The people you will help...
Esther's Story
I was diagnosed with RA when I was 15 after falling on my knee. Over the next four years it infiltrated my whole body. I went from being an energetic, athletic teenager to an insular, over sensitive girl, prone to depression. I was constantly tired from the pain and found it hard to concentrate.
Over the years I have been on a number of different drugs, had my first knee replacement at the age of 21 and have since had a hip replacement and had to have surgery to my feet and am told that I will now also need a further knee replacement.
It took me about 10 years to come to terms with having RA and to begin to take control back and turn things around. I tried to work, having gone through a succession of jobs, but have not been able to keep them for any length of time before being forced to give them up and spend weeks in hospital recovering. I decided to turn my attention to studying and with the help of a very accommodating principal who agreed to relax some of the rules and let me study part time, I got my BA in 6 years - a tremendous sense of accomplishment for me.
The last 5 years have been by far the best, due to my treatment with new drugs and learning new ways to cope with daily effect of living with this disease. I heard about NRAS from my rheumatology nurse specialist and have now become both a member and volunteer. Joining NRAS has opened a new range of opportunities that I would otherwise not have had. It has given me a sense of purpose and accomplishment that had been sadly lacking in my life. In addition to knowing I am helping others with RA, there is also the reassurance that the team are there for me if I need help.
Roger's Story
I am an HGV driver and in early April 2008 I was working on an old Mercedes I had bought. Afterwards I thought I had pulled a muscle in my shoulder but a couple of my fingers were aching as well. For a couple of weeks I went on pretending it was muscle strain or something similar, but it wasn't getting any better so I went to see my GP. His first thought was RA but said he would need to do blood tests to confirm the diagnosis.

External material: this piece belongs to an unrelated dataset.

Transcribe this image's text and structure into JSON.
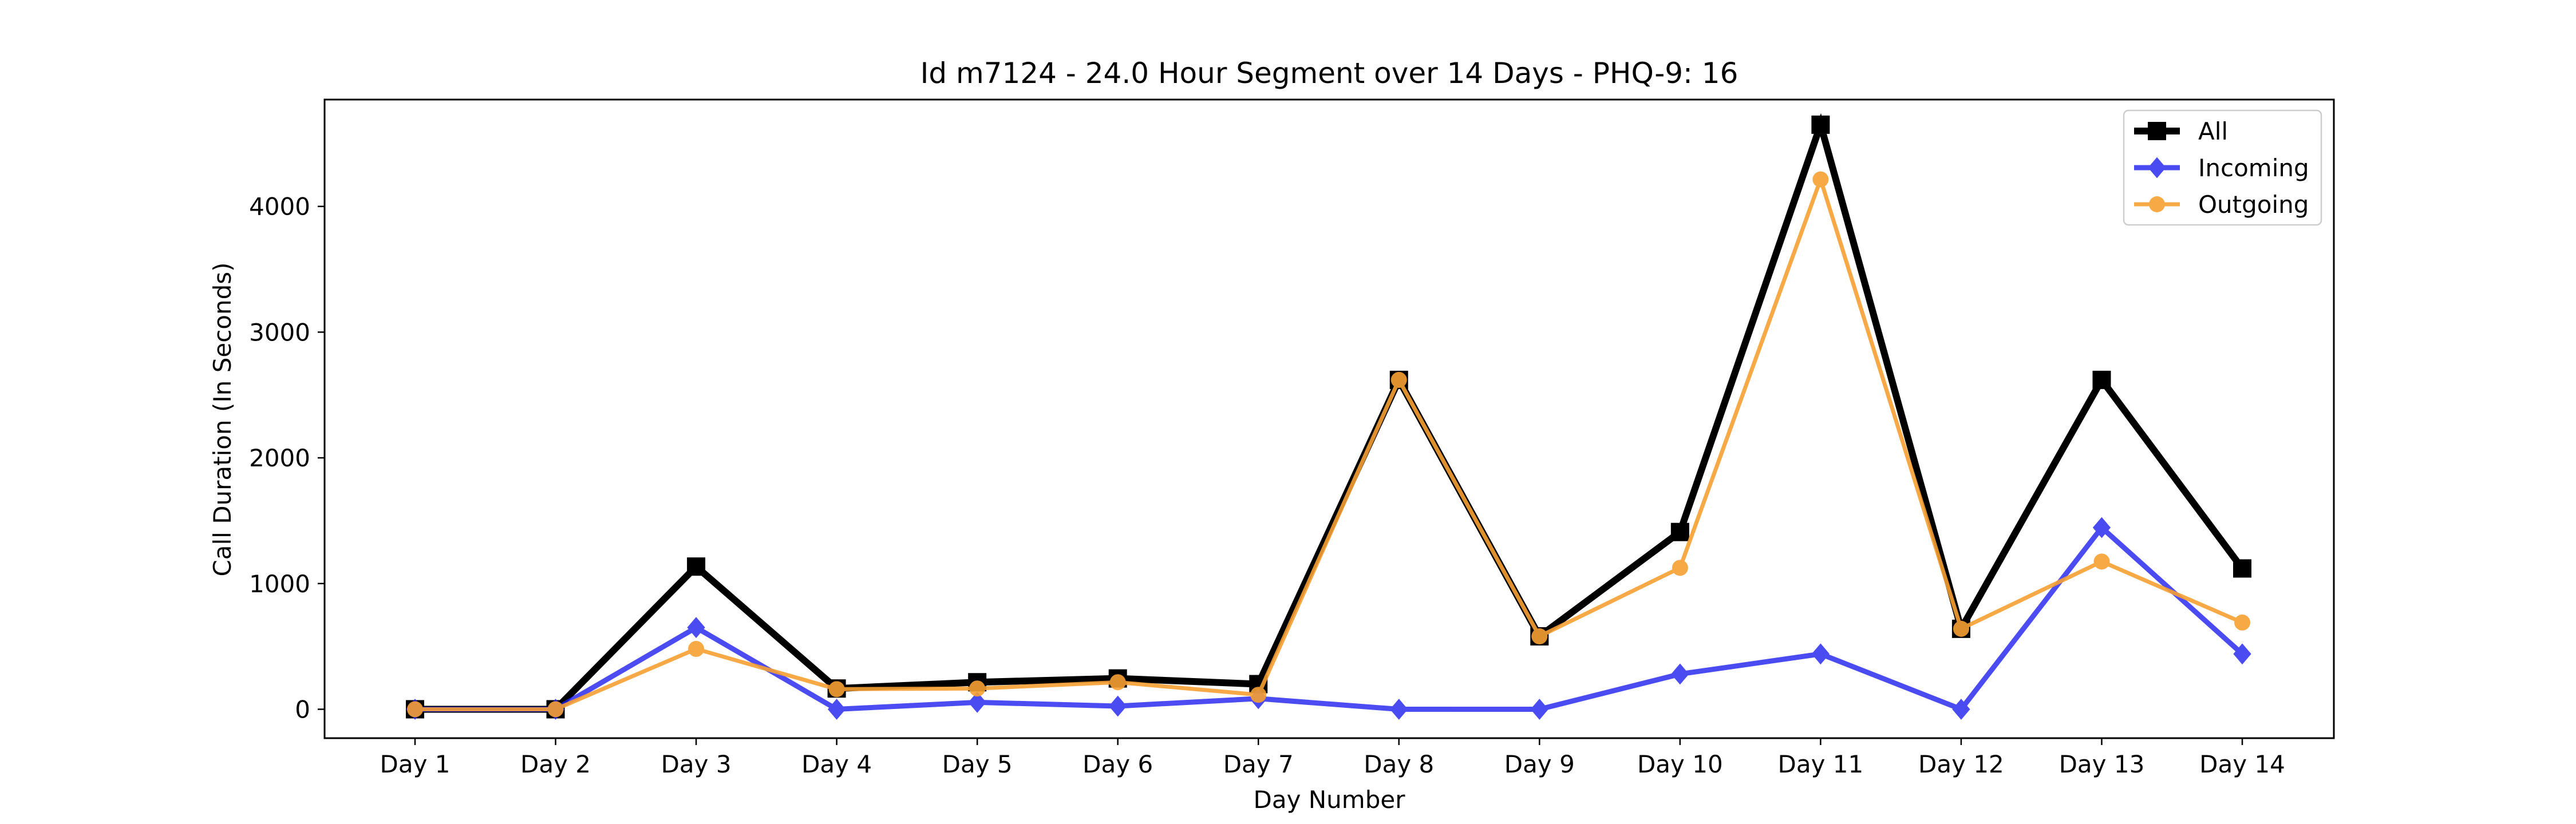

I realised I knew nothing about RA and my internet search scared me to death. My initial blood tests were inconclusive so more tests followed. While I was waiting for the results my condition worsened, which was a very dark time for me and my family. I was referred to a specialist, but had to wait 3 months before I could see one, during which time I began to experience indescribable pain. I couldn't sit for more than a couple of hours, couldn't stand or walk far, getting out of the car or bath became really difficult as I couldn't pull myself up with my arms - even eating a burger was painful as my jaw ached. There wasn't a joint in my body that didn't hurt.

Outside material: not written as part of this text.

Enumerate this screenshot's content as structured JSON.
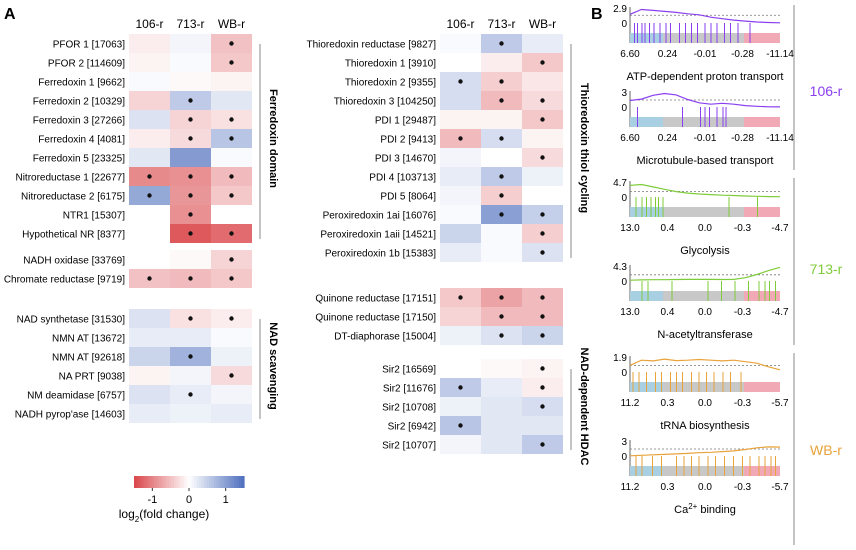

Eventually I got my hospital appointment, RA was confirmed and I was prescribed drugs to help. Things are getting easier, although I still get episodes when the pain gets worse. The worst thing is the fatigue and even after 8 or 9 hours sleep I still feel tired, I am shattered at the end of the day and the pain gets worse as the day goes on. My wife and family have been fantastic helping me through coming to terms with having RA and I thank my blessings that I am managing to have a reasonably normal life at home and work.
Donna's Story
I first became affected by RA in February 2009, 9 months after having my first child. Becoming a mum in 2008 was the best thing that ever happened to me and to develop RA so soon after has been hard to deal with. I have since learnt that pregnancy can be a trigger factor in developing RA. My symptoms appeared almost overnight. I began to experience aches and stiffness all over my body in the mornings and evenings - it felt like I had been excessively exercising when I hadn't at all. I'm 38 and overnight I began feeling like a 90 year old. It took several months before I was referred to a rheumatologist, during which time I couldn't lie down comfortably in bed, lift my daughter from her cot or cuddle her in the mornings without pain.
I was diagnosed with early onset RA. Like many people I had a preconceived idea of what RA was - a condition that deteriorates joints and comes on in old age. I now know how wrong I was and from experience know how debilitating it is and that it affects not just your joints but your appetite and energy levels. It's still early days for me but now I have started on medication I can see encouraging signs that the inflammation is slowly improving. For me, the most difficult thing to cope with is the exhaustion. It has an impact on all aspects of your life - it's difficult to manage tasks like cleaning, cooking, shopping and caring for a young child when you have no energy at all. After a period of time this begins to wear you down. I have had to adjust my life considerably and accept there are limitations in what I can do. Some days just to get washed, dressed and feed us both will be all that I can manage.
I felt very alone and worried for the future when I first had my diagnosis. Sadly my rheumatology nurse is only available to answer questions by phone on two mornings a week, friends and family don't fully understand the condition either and this adds to the isolation and depression that you feel when you are coming to terms with any lifelong condition. Joining NRAS has been my lifeline. The free information pack they provide has made me more aware of my condition and I feel more in control. Just knowing you are not the only one who has been through it can take away some of the strain. The volunteer network means that you can talk to someone on the phone at any time.
I have learnt that everyone's journey with RA will be different but I am relieved that I now know what I have and from here on things will begin to get better. I now look forward to a better quality of life and enjoying my baby as every new mum should be.
Your gift means that we can support people like Esther, Roger and Donna both today, and in the future. Thank you.